The Manager – Neil Critchley
The former Liverpool under-23 manager has continued to prove this season that he is a canny operator in the dug-out. Off the back of quickly transforming Blackpool from a mid-table League One side going nowhere into promotion-winners, Critchley has the Tangerines comfortably in the bosom of the middle of the Championship (no mean feat, as anyone who remembers last season for Coventry City would attest).
Critchley has both recruited well and demonstrated the tactical acumen to get the best out of his available resources. He isn’t someone necessarily aligned to a single tactical approach, but has a knack of making his teams difficult to break down and threatening enough at the other end in order to consistently claim points. Had it not been for a period earlier in the campaign of adapting to this division, Blackpool would be well within the play-off conversation (and could well be with victory in this game).
Who To Look Out For?
Blackpool are built around a solid defensive platform with quick and skilful players further forward that can sting opponents that get frustrated in attempting to break them down. Having already had the attacking quality last year of pacey wingers CJ Hamilton and Keshi Anderson, along with Jerry Yates in attack, the additions of the ultra-skilful wide-man, Josh Bowler, and nippy goal poacher, Shayne Lavery, have made Blackpool even more dangerous, providing Neil Critchley with the ability to rotate and switch-up his attacking options between and in games.

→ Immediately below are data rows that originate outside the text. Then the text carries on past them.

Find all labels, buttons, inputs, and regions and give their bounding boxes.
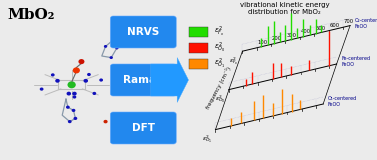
FancyBboxPatch shape [110,112,176,144]
FancyBboxPatch shape [110,64,176,96]
Circle shape [78,59,84,64]
Text: 700: 700 [344,19,354,24]
Circle shape [72,109,75,112]
Polygon shape [151,58,188,102]
Text: 100: 100 [258,40,268,45]
Text: 500: 500 [315,26,325,31]
Text: Fe-centered
FeOO: Fe-centered FeOO [342,56,371,67]
Text: $\varepsilon_{O_1}^2$: $\varepsilon_{O_1}^2$ [202,134,212,145]
Text: $\varepsilon_{O_1}^{\,2}$: $\varepsilon_{O_1}^{\,2}$ [213,57,225,71]
Text: MbO₂: MbO₂ [8,8,55,22]
Circle shape [99,78,103,82]
Bar [188,59,208,69]
FancyBboxPatch shape [110,16,176,48]
Circle shape [40,88,43,91]
Text: 300: 300 [287,33,296,38]
Circle shape [67,81,76,88]
Text: $\varepsilon_{F_x}^{\,2}$: $\varepsilon_{F_x}^{\,2}$ [213,25,224,39]
Text: Raman: Raman [123,75,164,85]
Circle shape [68,120,72,123]
Text: $\varepsilon_{O_0}^{\,2}$: $\varepsilon_{O_0}^{\,2}$ [213,41,225,55]
Text: $\varepsilon_{O_0}^2$: $\varepsilon_{O_0}^2$ [215,94,225,105]
Text: O₂-centered
FeOO: O₂-centered FeOO [355,18,377,29]
Text: DFT: DFT [132,123,155,133]
Circle shape [92,92,96,95]
Circle shape [72,92,77,96]
Circle shape [72,95,76,99]
Text: vibrational kinetic energy
distribution for MbO₂: vibrational kinetic energy distribution … [240,2,329,15]
Circle shape [51,73,55,76]
Bar [188,27,208,37]
Text: frequency (cm⁻¹): frequency (cm⁻¹) [205,66,232,110]
Text: 400: 400 [301,29,311,34]
Circle shape [73,67,80,73]
Text: O₁-centered
FeOO: O₁-centered FeOO [328,96,357,107]
Circle shape [112,39,115,41]
Bar [188,43,208,53]
Circle shape [74,117,77,120]
Circle shape [87,73,91,76]
Circle shape [103,120,108,123]
Circle shape [115,47,119,49]
Circle shape [66,106,70,109]
Text: $\varepsilon_{F_x}^2$: $\varepsilon_{F_x}^2$ [229,55,239,67]
Text: 600: 600 [329,23,340,28]
Text: NRVS: NRVS [127,27,159,37]
Circle shape [66,92,71,96]
Circle shape [83,79,88,83]
Circle shape [55,79,60,83]
Circle shape [109,56,113,59]
Circle shape [104,45,107,48]
Text: 200: 200 [272,36,282,41]
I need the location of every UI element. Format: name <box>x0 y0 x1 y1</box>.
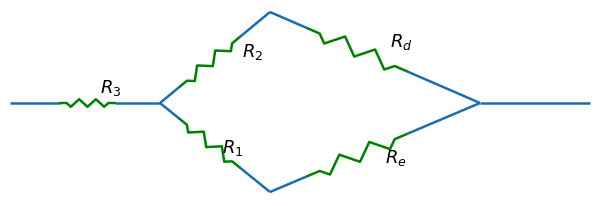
Text: $R_{d}$: $R_{d}$ <box>390 32 413 52</box>
Text: $R_{e}$: $R_{e}$ <box>385 148 407 168</box>
Text: $R_{2}$: $R_{2}$ <box>242 42 263 62</box>
Text: $R_{3}$: $R_{3}$ <box>100 78 121 98</box>
Text: $R_{1}$: $R_{1}$ <box>222 138 244 158</box>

Further back, Blackpool have rarely had a settled backline or central midfield partnership but have been able to bring players in and out of the side relatively seamlessly due to Neil Critchley’s organisational skills. The presences of Kenny Dougall in midfield, with Richard Keogh and Marvin Ekipeta in central defence, have been the most consistent areas of selection, allowing the manager to chop and change elsewhere as he sees fit.

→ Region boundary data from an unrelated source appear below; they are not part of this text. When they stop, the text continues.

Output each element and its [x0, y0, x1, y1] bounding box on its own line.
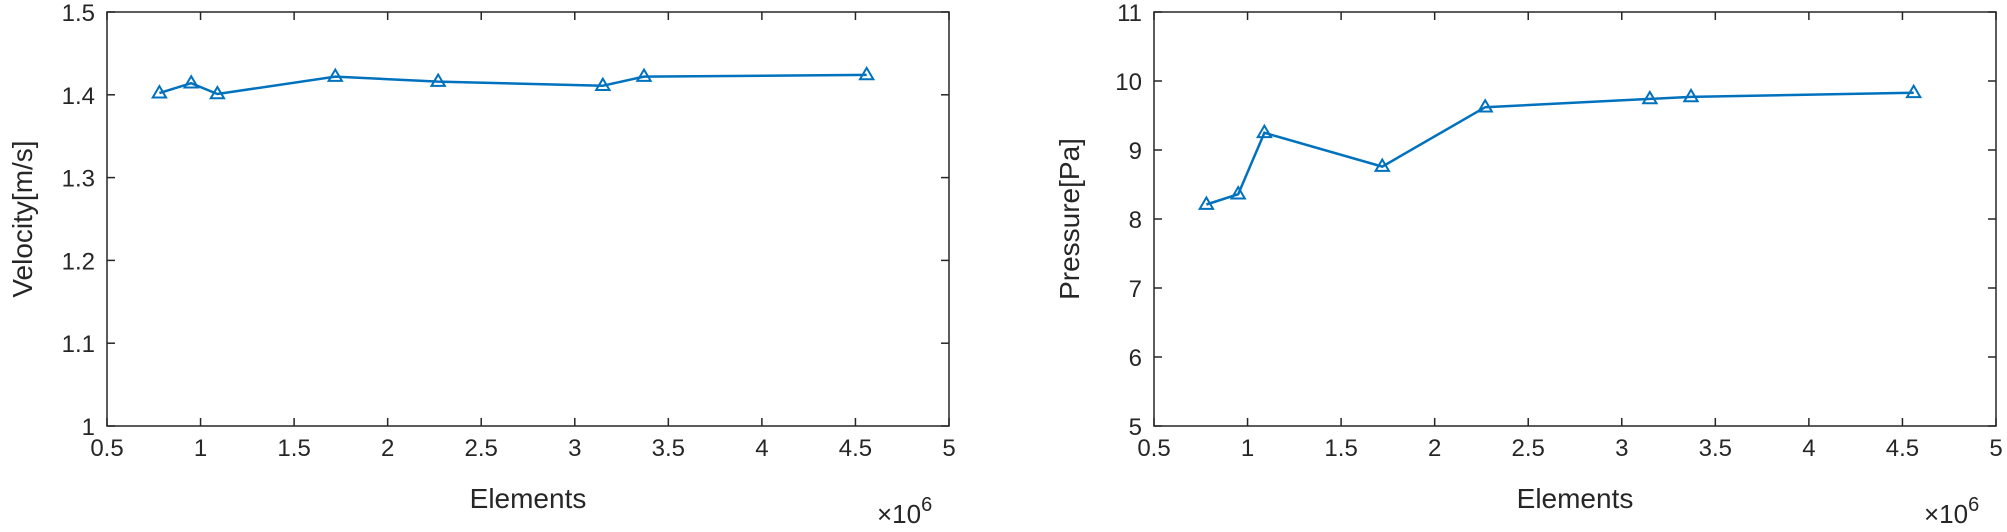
x-multiplier-label: ×106 — [877, 494, 932, 529]
data-point-marker — [1476, 98, 1494, 113]
x-tick-label: 2.5 — [465, 435, 498, 462]
x-tick-label: 4.5 — [839, 435, 872, 462]
x-tick-label: 0.5 — [90, 435, 123, 462]
data-point-marker — [1255, 123, 1273, 139]
data-point-marker — [1373, 157, 1391, 172]
x-axis-label: Elements — [1517, 483, 1634, 514]
data-point-marker — [1229, 185, 1247, 200]
x-multiplier-base: ×10 — [877, 499, 921, 529]
y-tick-label: 1.1 — [62, 331, 95, 358]
plot-frame — [106, 11, 950, 427]
data-point-marker — [1905, 83, 1923, 99]
y-axis-label: Velocity[m/s] — [7, 140, 38, 297]
y-tick-label: 8 — [1129, 207, 1142, 234]
x-tick-label: 5 — [942, 435, 955, 462]
x-tick-label: 1 — [194, 435, 207, 462]
data-point-marker — [1641, 89, 1659, 105]
y-tick-label: 1.5 — [62, 0, 95, 27]
x-tick-label: 1 — [1241, 435, 1254, 462]
data-point-marker — [182, 74, 200, 89]
x-tick-label: 2 — [381, 435, 394, 462]
x-tick-label: 4 — [755, 435, 768, 462]
x-tick-label: 5 — [1989, 435, 2002, 462]
x-multiplier-base: ×10 — [1924, 499, 1968, 529]
y-tick-label: 1.3 — [62, 166, 95, 193]
x-tick-label: 3.5 — [652, 435, 685, 462]
x-tick-label: 4.5 — [1886, 435, 1919, 462]
x-tick-label: 4 — [1802, 435, 1815, 462]
x-multiplier-exponent: 6 — [921, 494, 932, 516]
x-tick-label: 3.5 — [1699, 435, 1732, 462]
data-point-marker — [208, 84, 226, 100]
data-point-marker — [326, 67, 344, 82]
y-tick-label: 11 — [1117, 0, 1142, 27]
data-point-marker — [1197, 195, 1215, 210]
x-multiplier-label: ×106 — [1924, 494, 1979, 529]
x-tick-label: 2.5 — [1512, 435, 1545, 462]
data-point-marker — [594, 76, 612, 92]
y-tick-label: 5 — [1129, 414, 1142, 441]
data-point-marker — [858, 65, 876, 81]
x-tick-label: 3 — [1615, 435, 1628, 462]
data-point-marker — [635, 67, 653, 82]
y-tick-label: 1.4 — [62, 83, 95, 110]
x-tick-label: 1.5 — [1324, 435, 1357, 462]
x-tick-label: 0.5 — [1137, 435, 1170, 462]
y-axis-label: Pressure[Pa] — [1054, 138, 1085, 300]
y-tick-label: 10 — [1115, 69, 1142, 96]
x-axis-label: Elements — [470, 483, 587, 514]
data-point-marker — [1682, 87, 1700, 103]
series-line — [1206, 91, 1914, 206]
y-tick-label: 1.2 — [62, 248, 95, 275]
x-multiplier-exponent: 6 — [1968, 494, 1979, 516]
chart-1: 0.5 1 1.5 2 2.5 3 3.5 4 4.5 511.11.21.31.41.5Elem… — [7, 0, 956, 529]
y-tick-label: 9 — [1129, 138, 1142, 165]
x-tick-label: 3 — [568, 435, 581, 462]
y-tick-label: 7 — [1129, 276, 1142, 303]
data-point-marker — [150, 84, 168, 99]
y-tick-label: 1 — [82, 414, 95, 441]
y-tick-label: 6 — [1129, 345, 1142, 372]
data-point-marker — [429, 72, 447, 87]
plot-frame — [1153, 11, 1997, 427]
chart-2: 0.5 1 1.5 2 2.5 3 3.5 4 4.5 5 5 6 7 8 9 10 11 Elements Pre… — [1054, 0, 2003, 529]
x-tick-label: 1.5 — [277, 435, 310, 462]
x-tick-label: 2 — [1428, 435, 1441, 462]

In goal, Daniel Grimshaw has been another gem that Blackpool have found in the transfer market. Having already had a quality presence between the sticks in Chris Maxwell, a serious injury to the first-choice goalkeeper could have been a hammer blow to the team’s survival hopes, instead, Grimshaw has seamlessly stepped into the side, further highlighting Neil Critchley’s recruitment, man-management and organisational skills.
Where The Game Will Be Won Or Lost
Blackpool are a team that tend to have little of the ball, but instead focus on counter-attacking with speed and purpose. In an away game, they are going to place the onus on Coventry City to attempt to break them down, looking to pounce on any loose play in order to generate their chances. Quick attacking players, Josh Bowler and Shayne Lavery, are ones in particular that the Sky Blues will have to be mindful of.

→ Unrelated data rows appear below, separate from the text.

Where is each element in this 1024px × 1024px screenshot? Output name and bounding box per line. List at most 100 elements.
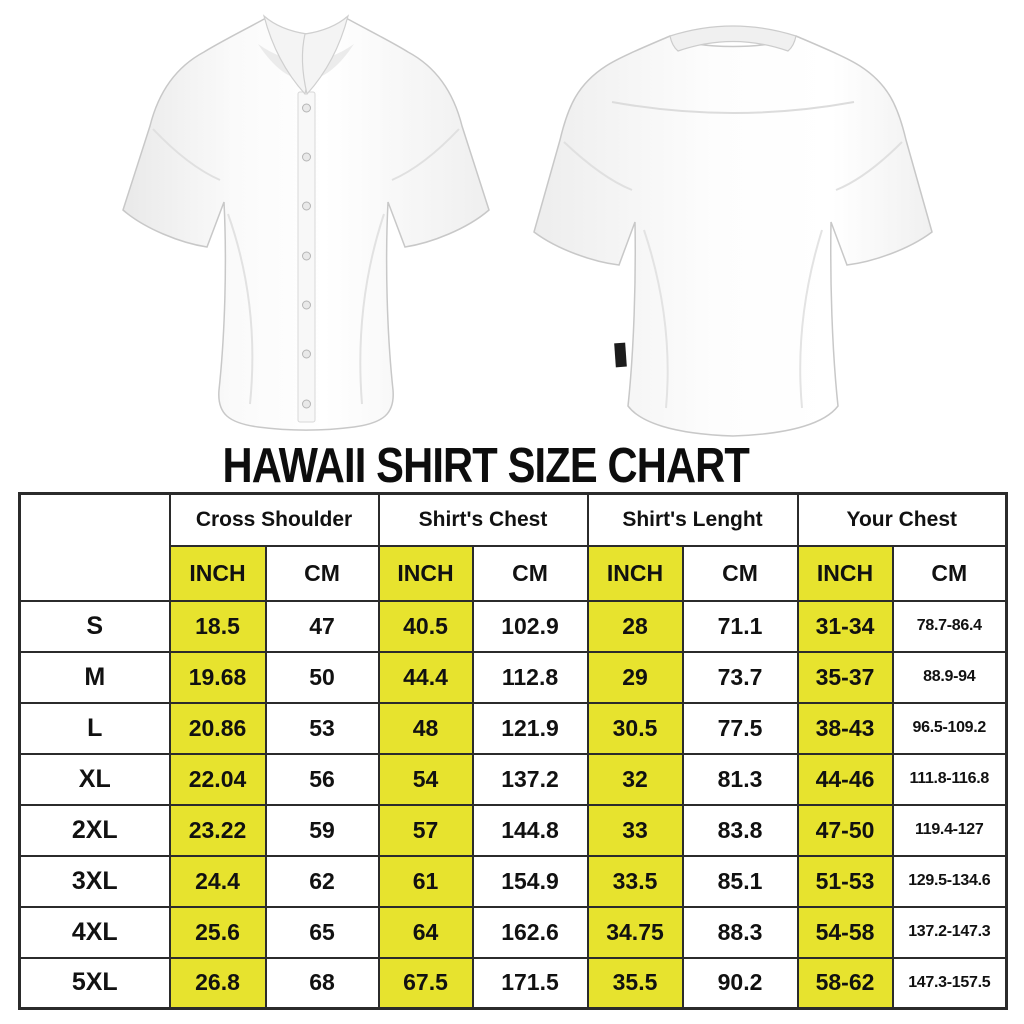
size-value-cell: 29	[586, 650, 684, 704]
size-value-cell: 68	[264, 956, 380, 1010]
page-title: HAWAII SHIRT SIZE CHART	[222, 439, 750, 493]
size-value-cell: 40.5	[377, 599, 474, 653]
size-value-cell: 32	[586, 752, 684, 806]
shirt-tag	[614, 342, 627, 368]
size-value-cell: 111.8-116.8	[891, 752, 1008, 806]
size-value-cell: 61	[377, 854, 474, 908]
size-value-cell: 147.3-157.5	[891, 956, 1008, 1010]
size-value-cell: 30.5	[586, 701, 684, 755]
size-value-cell: 35-37	[796, 650, 894, 704]
size-value-cell: 144.8	[471, 803, 589, 857]
size-label: 2XL	[18, 803, 171, 857]
size-value-cell: 28	[586, 599, 684, 653]
size-value-cell: 62	[264, 854, 380, 908]
size-value-cell: 57	[377, 803, 474, 857]
size-column-header	[18, 492, 171, 602]
size-value-cell: 38-43	[796, 701, 894, 755]
size-value-cell: 112.8	[471, 650, 589, 704]
size-value-cell: 77.5	[681, 701, 799, 755]
size-value-cell: 23.22	[168, 803, 267, 857]
size-value-cell: 19.68	[168, 650, 267, 704]
size-value-cell: 44.4	[377, 650, 474, 704]
size-value-cell: 24.4	[168, 854, 267, 908]
size-value-cell: 73.7	[681, 650, 799, 704]
group-header-shirts-lenght: Shirt's Lenght	[586, 492, 799, 547]
size-row: 5XL 26.8 68 67.5 171.5 35.5 90.2 58-62 147.3-157…	[18, 956, 1008, 1010]
size-label: 3XL	[18, 854, 171, 908]
size-value-cell: 58-62	[796, 956, 894, 1010]
size-row: 3XL 24.4 62 61 154.9 33.5 85.1 51-53 129.5-134.6	[18, 854, 1008, 908]
size-value-cell: 65	[264, 905, 380, 959]
size-value-cell: 171.5	[471, 956, 589, 1010]
size-value-cell: 33.5	[586, 854, 684, 908]
size-value-cell: 88.9-94	[891, 650, 1008, 704]
size-chart-table: Cross Shoulder Shirt's Chest Shirt's Len…	[18, 492, 1009, 1010]
shirt-back-image	[533, 25, 933, 437]
size-value-cell: 18.5	[168, 599, 267, 653]
size-row: 2XL 23.22 59 57 144.8 33 83.8 47-50 119.4-127	[18, 803, 1008, 857]
unit-header-cm: CM	[681, 544, 799, 602]
title-row: HAWAII SHIRT SIZE CHART	[0, 440, 972, 492]
size-value-cell: 96.5-109.2	[891, 701, 1008, 755]
size-row: S 18.5 47 40.5 102.9 28 71.1 31-34 78.7-86.4	[18, 599, 1008, 653]
size-value-cell: 64	[377, 905, 474, 959]
group-header-row: Cross Shoulder Shirt's Chest Shirt's Len…	[18, 492, 1008, 602]
size-value-cell: 54	[377, 752, 474, 806]
size-value-cell: 102.9	[471, 599, 589, 653]
size-value-cell: 81.3	[681, 752, 799, 806]
size-value-cell: 83.8	[681, 803, 799, 857]
size-value-cell: 137.2	[471, 752, 589, 806]
size-label: 5XL	[18, 956, 171, 1010]
size-value-cell: 88.3	[681, 905, 799, 959]
size-label: XL	[18, 752, 171, 806]
size-value-cell: 26.8	[168, 956, 267, 1010]
size-value-cell: 129.5-134.6	[891, 854, 1008, 908]
size-value-cell: 44-46	[796, 752, 894, 806]
size-value-cell: 162.6	[471, 905, 589, 959]
unit-header-cm: CM	[471, 544, 589, 602]
size-value-cell: 47-50	[796, 803, 894, 857]
unit-header-cm: CM	[264, 544, 380, 602]
size-value-cell: 90.2	[681, 956, 799, 1010]
size-value-cell: 137.2-147.3	[891, 905, 1008, 959]
size-table-body: S 18.5 47 40.5 102.9 28 71.1 31-34 78.7-86.4 M 19.…	[18, 599, 1008, 1010]
size-label: 4XL	[18, 905, 171, 959]
unit-header-inch: INCH	[586, 544, 684, 602]
unit-header-inch: INCH	[377, 544, 474, 602]
size-value-cell: 20.86	[168, 701, 267, 755]
size-value-cell: 85.1	[681, 854, 799, 908]
group-header-shirts-chest: Shirt's Chest	[377, 492, 589, 547]
shirt-front-image	[122, 14, 490, 431]
unit-header-cm: CM	[891, 544, 1008, 602]
unit-header-inch: INCH	[796, 544, 894, 602]
size-value-cell: 48	[377, 701, 474, 755]
size-value-cell: 71.1	[681, 599, 799, 653]
size-value-cell: 59	[264, 803, 380, 857]
size-label: L	[18, 701, 171, 755]
size-value-cell: 53	[264, 701, 380, 755]
size-value-cell: 154.9	[471, 854, 589, 908]
size-value-cell: 121.9	[471, 701, 589, 755]
size-value-cell: 78.7-86.4	[891, 599, 1008, 653]
size-value-cell: 56	[264, 752, 380, 806]
size-row: XL 22.04 56 54 137.2 32 81.3 44-46 111.8-116.8	[18, 752, 1008, 806]
size-value-cell: 35.5	[586, 956, 684, 1010]
size-value-cell: 47	[264, 599, 380, 653]
size-value-cell: 22.04	[168, 752, 267, 806]
size-row: L 20.86 53 48 121.9 30.5 77.5 38-43 96.5-109.2	[18, 701, 1008, 755]
size-value-cell: 54-58	[796, 905, 894, 959]
size-value-cell: 33	[586, 803, 684, 857]
size-value-cell: 34.75	[586, 905, 684, 959]
size-value-cell: 51-53	[796, 854, 894, 908]
size-value-cell: 67.5	[377, 956, 474, 1010]
group-header-your-chest: Your Chest	[796, 492, 1008, 547]
unit-header-row: INCH CM INCH CM INCH CM INCH CM	[20, 544, 1008, 602]
unit-header-inch: INCH	[168, 544, 267, 602]
size-value-cell: 119.4-127	[891, 803, 1008, 857]
size-label: S	[18, 599, 171, 653]
size-table-container: Cross Shoulder Shirt's Chest Shirt's Len…	[18, 492, 1009, 1010]
size-row: 4XL 25.6 65 64 162.6 34.75 88.3 54-58 137.2-147.…	[18, 905, 1008, 959]
size-value-cell: 31-34	[796, 599, 894, 653]
group-header-cross-shoulder: Cross Shoulder	[168, 492, 380, 547]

In contrast to the earlier meeting between the two teams this season, Blackpool are unlikely to present Viktor Gyokeres with the space to run directly at their defence. That makes it important for the Sky Blues to produce quick combination play around the Blackpool penalty area in order to generate chances. This could easily become quite a frustrating contest if Coventry City attempt to rely on just giving the ball to Gyokeres (who is likely to tire in the second-half), rather than supporting him with quality both with and without the ball.